I don't believe Gordon's choice was instantaneous, it came after a long downward spiral, and he was at risk from having lost a sibling to suicide. The connection we shared as husband and wife was repeatedly challenged, and over time became so broken. Looking back I can see how many emotional hits we took as a couple, and to a degree how it affected us individually.
Connection is hard, it involves trust and trust involves vulnerability. While my instinct is to not trust so easily, that results in great isolation. I will not let my life choices, and his, define me. So I am taking baby steps to feeling more connected.
How do you do this you ask? And why would someone own this publicly? I'm learning how to walk this path by faith, with the help of a wise mental health care professional, and the support of people who love me. Why would I share this? Because I choose not to be alone. Alone is where we hide our inner pain. Alone is where we can lose our way in life. I'm unpacking it, looking it over, deciding what needs to be saved and what needs to be released. There is great knowledge in there, and there are mixed messages that need the light of day to be put to rest.

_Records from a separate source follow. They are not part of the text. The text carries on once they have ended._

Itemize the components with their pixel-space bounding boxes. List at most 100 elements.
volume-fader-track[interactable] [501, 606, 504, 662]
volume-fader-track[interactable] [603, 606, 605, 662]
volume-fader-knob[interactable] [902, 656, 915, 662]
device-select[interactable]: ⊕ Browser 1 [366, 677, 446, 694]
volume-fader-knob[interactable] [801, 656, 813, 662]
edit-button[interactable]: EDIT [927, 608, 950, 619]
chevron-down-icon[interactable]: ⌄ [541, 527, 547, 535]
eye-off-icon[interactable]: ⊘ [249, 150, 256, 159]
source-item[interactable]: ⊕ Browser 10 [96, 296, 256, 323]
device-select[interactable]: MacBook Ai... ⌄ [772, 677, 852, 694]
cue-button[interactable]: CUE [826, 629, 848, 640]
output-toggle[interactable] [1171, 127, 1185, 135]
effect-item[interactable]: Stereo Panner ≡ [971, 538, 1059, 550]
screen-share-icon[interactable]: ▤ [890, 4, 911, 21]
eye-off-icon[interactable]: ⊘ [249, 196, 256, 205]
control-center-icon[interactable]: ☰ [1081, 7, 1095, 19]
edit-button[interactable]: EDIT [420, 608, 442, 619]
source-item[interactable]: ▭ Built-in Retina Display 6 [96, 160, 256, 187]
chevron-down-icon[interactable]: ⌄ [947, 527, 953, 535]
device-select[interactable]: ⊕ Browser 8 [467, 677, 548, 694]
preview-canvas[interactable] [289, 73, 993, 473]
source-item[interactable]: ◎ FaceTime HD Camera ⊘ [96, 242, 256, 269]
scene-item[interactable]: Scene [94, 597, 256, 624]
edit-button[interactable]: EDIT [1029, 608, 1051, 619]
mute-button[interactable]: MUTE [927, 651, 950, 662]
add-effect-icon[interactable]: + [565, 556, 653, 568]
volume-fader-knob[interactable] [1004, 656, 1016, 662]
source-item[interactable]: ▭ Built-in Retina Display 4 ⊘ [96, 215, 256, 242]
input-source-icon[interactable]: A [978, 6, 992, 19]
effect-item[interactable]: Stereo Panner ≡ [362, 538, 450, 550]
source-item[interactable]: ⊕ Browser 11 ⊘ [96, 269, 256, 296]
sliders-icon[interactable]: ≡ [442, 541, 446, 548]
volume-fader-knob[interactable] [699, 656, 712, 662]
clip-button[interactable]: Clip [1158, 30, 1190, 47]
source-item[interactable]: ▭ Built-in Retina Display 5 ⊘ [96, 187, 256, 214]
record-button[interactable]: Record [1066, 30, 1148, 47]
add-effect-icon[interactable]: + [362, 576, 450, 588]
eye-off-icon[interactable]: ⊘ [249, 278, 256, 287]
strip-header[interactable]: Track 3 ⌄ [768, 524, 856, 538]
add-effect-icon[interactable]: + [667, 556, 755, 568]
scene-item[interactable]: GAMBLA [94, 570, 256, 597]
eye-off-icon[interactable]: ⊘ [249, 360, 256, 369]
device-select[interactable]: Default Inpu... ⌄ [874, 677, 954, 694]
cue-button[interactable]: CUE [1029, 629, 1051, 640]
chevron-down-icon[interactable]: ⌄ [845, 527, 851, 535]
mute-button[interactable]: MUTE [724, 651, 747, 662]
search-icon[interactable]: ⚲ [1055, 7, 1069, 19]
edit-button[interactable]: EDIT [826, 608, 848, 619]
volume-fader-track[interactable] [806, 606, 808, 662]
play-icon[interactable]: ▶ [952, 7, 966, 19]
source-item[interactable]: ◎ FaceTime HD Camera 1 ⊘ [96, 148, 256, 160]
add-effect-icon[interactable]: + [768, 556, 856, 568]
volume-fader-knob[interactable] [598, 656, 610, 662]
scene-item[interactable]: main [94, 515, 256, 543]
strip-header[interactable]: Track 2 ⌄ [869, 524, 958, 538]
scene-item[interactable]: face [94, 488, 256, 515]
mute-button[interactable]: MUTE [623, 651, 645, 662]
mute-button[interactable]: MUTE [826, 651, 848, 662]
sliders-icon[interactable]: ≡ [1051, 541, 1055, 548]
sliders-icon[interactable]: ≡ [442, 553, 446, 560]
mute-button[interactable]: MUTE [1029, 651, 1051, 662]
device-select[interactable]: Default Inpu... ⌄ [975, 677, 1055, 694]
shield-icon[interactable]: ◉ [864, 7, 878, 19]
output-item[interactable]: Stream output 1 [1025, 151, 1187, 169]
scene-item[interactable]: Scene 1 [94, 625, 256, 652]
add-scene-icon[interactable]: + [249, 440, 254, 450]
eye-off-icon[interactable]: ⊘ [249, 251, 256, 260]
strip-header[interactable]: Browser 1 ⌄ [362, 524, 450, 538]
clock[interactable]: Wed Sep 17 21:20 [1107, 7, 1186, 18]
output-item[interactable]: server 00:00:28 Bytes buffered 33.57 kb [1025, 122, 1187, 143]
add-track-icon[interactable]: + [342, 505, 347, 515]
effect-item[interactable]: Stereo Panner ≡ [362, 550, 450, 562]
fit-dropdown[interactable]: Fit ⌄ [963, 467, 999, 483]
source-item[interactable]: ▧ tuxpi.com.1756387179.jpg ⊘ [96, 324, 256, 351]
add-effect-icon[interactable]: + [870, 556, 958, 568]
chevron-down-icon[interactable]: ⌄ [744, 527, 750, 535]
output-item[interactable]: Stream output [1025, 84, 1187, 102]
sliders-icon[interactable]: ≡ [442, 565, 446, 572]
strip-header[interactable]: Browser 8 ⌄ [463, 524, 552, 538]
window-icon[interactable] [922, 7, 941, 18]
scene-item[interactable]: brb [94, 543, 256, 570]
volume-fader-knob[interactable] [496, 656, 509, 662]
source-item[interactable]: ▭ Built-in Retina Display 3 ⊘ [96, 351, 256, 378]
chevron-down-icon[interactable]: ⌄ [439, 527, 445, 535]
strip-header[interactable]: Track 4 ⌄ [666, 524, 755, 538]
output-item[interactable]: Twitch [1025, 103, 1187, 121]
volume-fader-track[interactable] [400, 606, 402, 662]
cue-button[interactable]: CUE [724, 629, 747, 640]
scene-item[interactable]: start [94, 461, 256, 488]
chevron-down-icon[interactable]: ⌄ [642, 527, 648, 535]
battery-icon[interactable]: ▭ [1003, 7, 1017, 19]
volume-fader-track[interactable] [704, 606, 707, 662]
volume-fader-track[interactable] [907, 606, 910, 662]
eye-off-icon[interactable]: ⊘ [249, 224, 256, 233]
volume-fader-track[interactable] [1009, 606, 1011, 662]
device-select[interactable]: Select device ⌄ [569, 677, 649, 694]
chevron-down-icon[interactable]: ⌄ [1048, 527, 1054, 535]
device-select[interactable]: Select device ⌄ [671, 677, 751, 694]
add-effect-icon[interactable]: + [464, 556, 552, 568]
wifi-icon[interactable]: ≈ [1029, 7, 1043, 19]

I'm allowing myself more. More time with friends, more time in prayer, more grace when I make mistakes, more self acceptance, more self understanding, more gratitude. And, yes, I have to push myself to do it. It's okay to have to push myself, in fact it's absolutely necessary. I have made so many mistakes along the way, and have many regrets. Pretty sure I am not alone in this feeling. And I love knowing I am surrounding myself with healthy connections as I learn and grow.
So I share these thoughts for my growth, and for others who struggle. For others hiding their pain and hurting, suffering in isolation. For people like me, like you, and the Gordon's of the world who lost their life to mental illness.
I have been looking for connections since I read this and it has made me realize how important connections are in life. Whether they be small connections, the same checker at the store each time, or large,a friend we have had for a long time, each makes us open up to allow others in. It is easy to isolate ourselves, but harder to trust and let people in. I need to work n this more.
ReplyDeleteI am so glad you are taking care of yourself, many times as a woman I don't think we do. We tend to be taking care of or giving of ourselves to others. You are important, you matter and I am grateful for your friendship.
I always appreciate your comments and encouragement. Thank you.